Taffer only wants to fix the worst joints, and starts by installing cameras everywhere. When he charges through the front door of a dump after watching the events his cameras caught, the show’s on. He gives the owners and staff the bootcamp treatment before he’ll help them, and that means hurting some feelings. Taffer might tell a bartender he's a “piece of shit,” or he may insist the owner fire that bartender to prove they're serious about turning the business around. His methods are not subtle, but he's working on a deadline.

Taffer wants you to believe he's furious when he sees dead mice in your fryer or a drain that smells like a sewer, and when he puts on his “crazy face” he's pretty convincing, but it's mostly an act. He's a professional, and he’s manipulating people who’ve been told “yes” over and over while they've maxed out credit cards, drained bank accounts, and borrowed from mom. Fear can be a great motivational tactic, and Taffer’s a master. He knows exactly the right buttons to push.

The shenanigans in these bars are part of the viewer’s fun. There was the St. Louis bar where the all-female staff was constantly flashing their breasts (the “Antichrist” bar), and the timid owner couldn't control them. Taffer made her fire the most blatant flasher on the night he arrived, lectured the other exhibitionist bartenders, and things got better. And then there was the Tempe, Arizona bar where they filled up a kiddie pool with spaghetti and had bikini-clad women wrestle in it for entertainment. Maybe a few bikers dug it, but it wasn’t paying the rent.
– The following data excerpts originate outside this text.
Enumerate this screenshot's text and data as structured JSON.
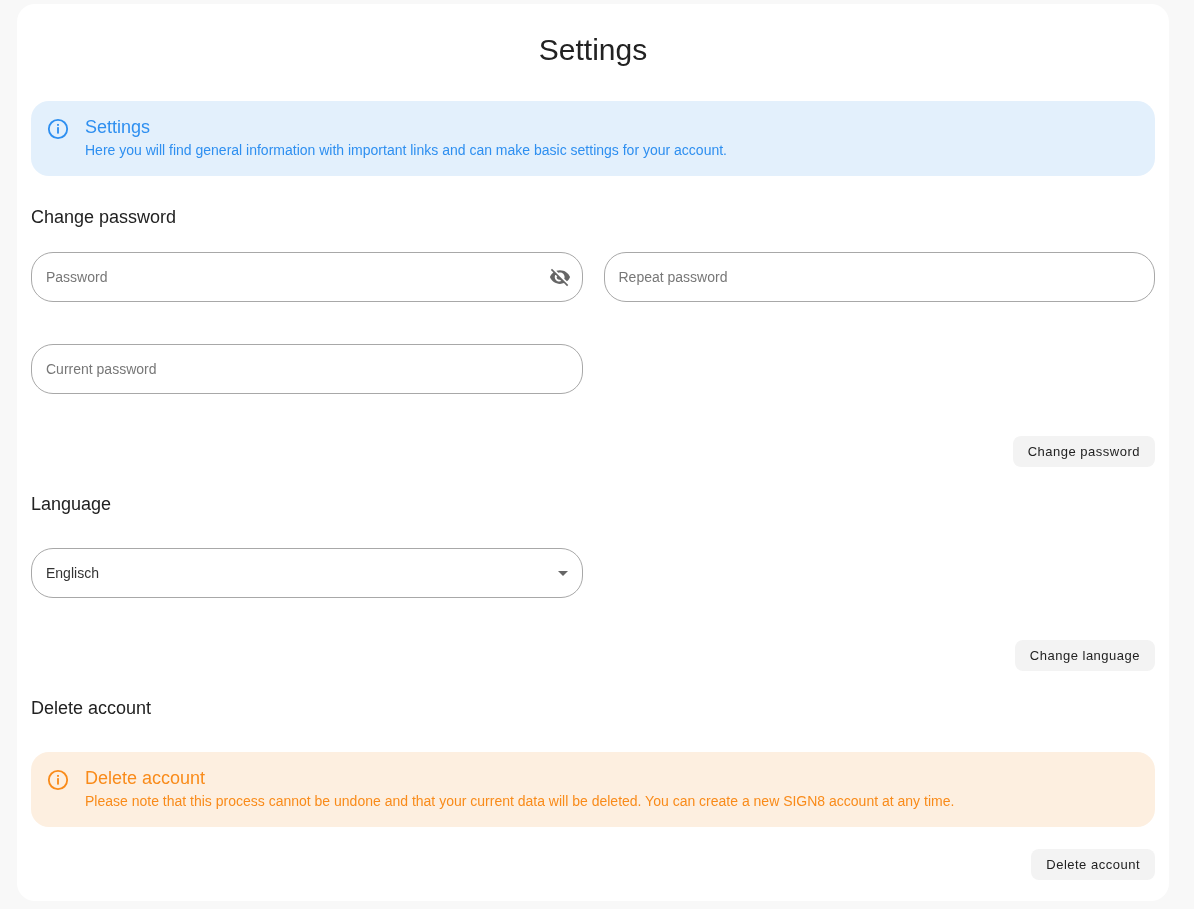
{
  "title": "Settings",
  "alert": {
    "kind": "info",
    "title": "Settings",
    "text": "Here you will find general information with important links and can make basic settings for your account."
  },
  "sections": [
    {
      "heading": "Change password",
      "fields": [
        {
          "kind": "password",
          "placeholder": "Password"
        },
        {
          "kind": "text",
          "placeholder": "Repeat password"
        },
        {
          "kind": "text",
          "placeholder": "Current password"
        }
      ],
      "button": "Change password"
    },
    {
      "heading": "Language",
      "fields": [
        {
          "kind": "select",
          "value": "Englisch"
        }
      ],
      "button": "Change language"
    },
    {
      "heading": "Delete account",
      "alert": {
        "kind": "warning",
        "title": "Delete account",
        "text": "Please note that this process cannot be undone and that your current data will be deleted. You can create a new SIGN8 account at any time."
      },
      "button": "Delete account"
    }
  ]
}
Taffer’s eventually able to break down most of the bar owners, but occasionally he comes up against a recalcitrant, childless one who resists the costly bar makeover and free business consulting Bar Rescue will provide. Dave Franich, owner of a California punk rock bar, was one of these stubborn types. “Go back to the airport and fly the fuck out of here,” he told the guy who was there to help him out pro bono, because he didn't think Jon was getting his pocket-draining punk rock ethos. Taffer hung in there with the punk rocker a little longer, but he eventually gave up and got on the plane. Some people can't be helped.

Taffer often looks like he wants people to swing at him on the show, but he says he's never hit anyone, or been hit, in his life. He did get into a physical altercation on one show, however, when the owner called an associate “fat” several times. They ended up hugging it out.

There's been the inevitable backlash against someone a few delicate types see as a bully. They nit-pick on Taffer’s knowledge of spirits, but they're missing the point. You can't save a business and put people on their feet again by knowing what the hippest cocktail is. Some people have character flaws and will only respond to the harshest methods. Taffer is able to identify these people and help them in life-altering ways that cocktail nerds can’t. Bar Rescue is only a show about bars on the surface. It's actually about psychology, focusing on human foibles such as dishonesty, denial, and self-indulgence. Jon Taffer's got a big mouth, but also a big heart.